I’ve read advice elsewhere to place a limit order at the midpoint between bid and ask, but that makes it so there is a good chance the order will not fill that day, and may never fill if the market keeps moving. I don’t want to keep chasing the market price and staring at the order book on a trading screen. I just want a fair fill, and I want it done. My holding period will be decades, so consistently investing in the market is the most important.

However, on newer trading apps like Robinhood, the default option is always a market order. With smartphone user interfaces, all it takes is a quick swipe and off it goes. Sometimes it takes a little hunting around to even find the limit order option.

It turns out, Robinhood actually agrees that market orders are dangerous. Behind the scenes, Robinhood and many other brokers do something called “order collaring” and quietly turn your market order into a limit order with a 5% margin. For example, if the stock is trading around $100 and you put in a market order (that says you’ll pay whatever the best price is that the moment, even if it is $5,000 or something, technically) into a limit order for $105 max. Matt Levine wrote Money Stuff column about order collaring (gift article) that points out that there are trading bots that specifically take advantage of these 5% collared orders, especially on more thinly-traded stocks.

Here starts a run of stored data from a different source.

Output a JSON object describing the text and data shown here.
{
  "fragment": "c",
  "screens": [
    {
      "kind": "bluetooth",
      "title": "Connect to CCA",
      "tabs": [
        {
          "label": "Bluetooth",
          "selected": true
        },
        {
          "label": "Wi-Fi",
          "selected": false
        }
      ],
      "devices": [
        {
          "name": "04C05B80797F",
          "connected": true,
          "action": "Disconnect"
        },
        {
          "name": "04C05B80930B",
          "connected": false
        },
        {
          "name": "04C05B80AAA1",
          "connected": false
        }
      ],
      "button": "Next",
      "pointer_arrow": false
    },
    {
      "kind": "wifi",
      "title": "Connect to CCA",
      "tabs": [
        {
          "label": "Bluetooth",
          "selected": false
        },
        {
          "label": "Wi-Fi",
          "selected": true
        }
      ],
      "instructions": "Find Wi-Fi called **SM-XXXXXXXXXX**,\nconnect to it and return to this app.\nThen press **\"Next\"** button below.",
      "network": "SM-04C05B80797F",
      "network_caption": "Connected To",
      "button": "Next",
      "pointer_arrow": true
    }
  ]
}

Here’s how I imagine Robinhood’s thinking:

“We gotta keep things simple and fun for these newbie investors, so we will just let them do market orders with a single swipe, no entering numbers or doing math required! Hmm… but market orders are kinda stupid and dangerous. So… let’s actually make them a +/- 5% limit order so they can’t really hurt themselves so badly that they’ll get mad at us. If they are careless enough to do a market order, then they won’t notice a 5% bad fill but they might notice something worse.”

According to Vanguard, the median bid-ask spread for their popular Vanguard Total Stock Market ETF (VTI) is 0.01%. That means roughly 3 cents a share at the current price of ~$270. Here’s a screenshot from my order screen today. The bid might be $268.83 and the ask might be $268.86. Here, I might just put in a limit order at $270 so that even if the market moves up a little quickly, I still get my order filled. It filled at $268.93, and a few minutes later it was at $269.29.

Meanwhile, 5% of $270 is $13.50 per share. That’s a lot! 500 times the usual spread, and something is usually wrong if it’s that much off. I know that VTI is not thinly-traded, and 99.9% of the time, it won’t matter what you put in for your limit. But once in a while, it will matter, and it only takes an extra few seconds to place a limit order instead of a market order.

My guess is perhaps people think that putting in a limit order will actually encourage the market maker to take advantage of them? It’s like if you say “I’ll pay up to $5 for that Pepsi”, and someone will charge you exactly $5. It’s better just to do a market order and not “show your hand”? But this information about order collaring reaffirms that market orders aren’t any better because they just get turned into very loose limit orders anyway. The bots will still see you as a potential sucker. You might as well set a tighter limit yourself.